Boeken / Fictie

De goedmoedige leermeester

recensie: Anton Tsjechov (vert. Tom Eekman, Aai Prins en Anne Stoffel) - Verzamelde werken, deel 5

Honderdvijftig jaar geleden, op 29 januari 1860, werd Anton Tsjechov geboren. In zijn geboorteland was dit reden voor enkele festiviteiten, maar verder gaat het ‘Tsjechov-jaar’ voornamelijk in alle rust voorbij. Gelukkig verscheen in Nederland het laatste deel van de verzamelde verhalen in nieuwe vertaling.

Wat valt er over Tsjechov nog te zeggen? Bibliotheken staan vol met boeken over hem. Zijn werk is over de gehele wereld vertaald en becommentarieerd. Elke nieuwe vertaling van Tsjechovs verhalen kan rekenen op nieuwe literaire kritieken. Zijn befaamde toneelstukken worden nog altijd veelvuldig opgevoerd.

Fonkelende vertaling 
Tegen de Nederlandse liefhebber kan in elk geval gezegd worden dat de collectie aangevuld kan worden, nu het vijfde en laatste deel is verschenen van Tsjechovs Verzamelde verhalen in de Russische bibliotheek van Van Oorschot.

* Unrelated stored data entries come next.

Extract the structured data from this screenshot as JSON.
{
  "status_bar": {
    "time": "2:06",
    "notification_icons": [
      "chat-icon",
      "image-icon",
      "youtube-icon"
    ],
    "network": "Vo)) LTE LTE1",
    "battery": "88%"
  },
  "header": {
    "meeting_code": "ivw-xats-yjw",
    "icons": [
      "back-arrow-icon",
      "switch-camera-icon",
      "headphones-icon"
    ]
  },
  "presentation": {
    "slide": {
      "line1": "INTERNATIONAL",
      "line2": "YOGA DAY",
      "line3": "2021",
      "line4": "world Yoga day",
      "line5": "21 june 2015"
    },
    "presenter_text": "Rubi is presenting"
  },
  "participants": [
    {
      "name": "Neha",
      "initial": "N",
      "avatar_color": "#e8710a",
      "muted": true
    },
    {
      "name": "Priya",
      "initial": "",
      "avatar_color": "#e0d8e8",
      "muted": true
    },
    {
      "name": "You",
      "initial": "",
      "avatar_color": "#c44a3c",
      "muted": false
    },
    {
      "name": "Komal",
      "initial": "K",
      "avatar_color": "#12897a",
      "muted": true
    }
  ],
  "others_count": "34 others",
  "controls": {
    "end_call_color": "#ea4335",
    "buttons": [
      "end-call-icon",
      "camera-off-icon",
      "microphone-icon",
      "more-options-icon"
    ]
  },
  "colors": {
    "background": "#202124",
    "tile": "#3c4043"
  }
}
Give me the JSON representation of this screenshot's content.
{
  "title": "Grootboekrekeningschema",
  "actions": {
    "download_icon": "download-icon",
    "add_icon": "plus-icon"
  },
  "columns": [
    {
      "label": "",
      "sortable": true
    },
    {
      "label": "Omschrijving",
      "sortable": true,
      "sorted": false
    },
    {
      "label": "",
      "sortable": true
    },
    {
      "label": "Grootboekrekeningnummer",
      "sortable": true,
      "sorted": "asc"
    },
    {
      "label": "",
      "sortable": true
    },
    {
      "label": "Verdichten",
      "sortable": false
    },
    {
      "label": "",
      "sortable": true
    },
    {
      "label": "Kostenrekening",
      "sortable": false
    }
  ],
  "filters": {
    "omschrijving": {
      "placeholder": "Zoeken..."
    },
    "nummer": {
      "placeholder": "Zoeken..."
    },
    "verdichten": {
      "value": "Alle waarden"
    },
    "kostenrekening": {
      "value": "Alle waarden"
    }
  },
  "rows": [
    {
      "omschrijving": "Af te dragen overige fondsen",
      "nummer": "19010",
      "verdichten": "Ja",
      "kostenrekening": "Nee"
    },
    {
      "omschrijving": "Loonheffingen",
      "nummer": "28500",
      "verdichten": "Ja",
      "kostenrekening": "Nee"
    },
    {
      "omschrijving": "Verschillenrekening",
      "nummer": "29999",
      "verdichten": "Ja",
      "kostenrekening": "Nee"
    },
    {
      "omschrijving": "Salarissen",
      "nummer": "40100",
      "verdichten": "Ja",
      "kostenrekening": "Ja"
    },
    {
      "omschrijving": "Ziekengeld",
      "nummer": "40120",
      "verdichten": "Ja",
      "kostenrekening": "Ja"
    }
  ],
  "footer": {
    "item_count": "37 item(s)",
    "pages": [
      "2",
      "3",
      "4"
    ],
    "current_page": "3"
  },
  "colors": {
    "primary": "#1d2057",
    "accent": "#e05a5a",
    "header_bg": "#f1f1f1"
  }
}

Slavisten kunnen onderling ongetwijfeld menig boompje opzetten over de kwaliteit ervan, voor de lezer die het Russisch zelf niet machtig is, doet de fonkelende en frisse vertaling van het trio Tom Eekman, Aai Prins en Anne Stoffel weldadig aan. Zeker in vergelijking met de vorige vertaling van Charles B. Timmer die niet alleen te breedsprakig is, maar inmiddels ook wat archaïsch aandoet.

Bewondering 
Dat gezegd hebbende, hoef je over Tsjechovs verhalen bepaald niet stil te vallen. Want over Tsjechov raak je nooit uitgepraat, zoals je in de vijf delen met verhalen nooit raakt uitgelezen. Zelfs beroemde verhalen als ‘De dame met het hondje’ weten je bij derde of vierde lezing te verrassen, een glimlach te ontlokken en vooral de bewondering voor Tsjechov te vergroten.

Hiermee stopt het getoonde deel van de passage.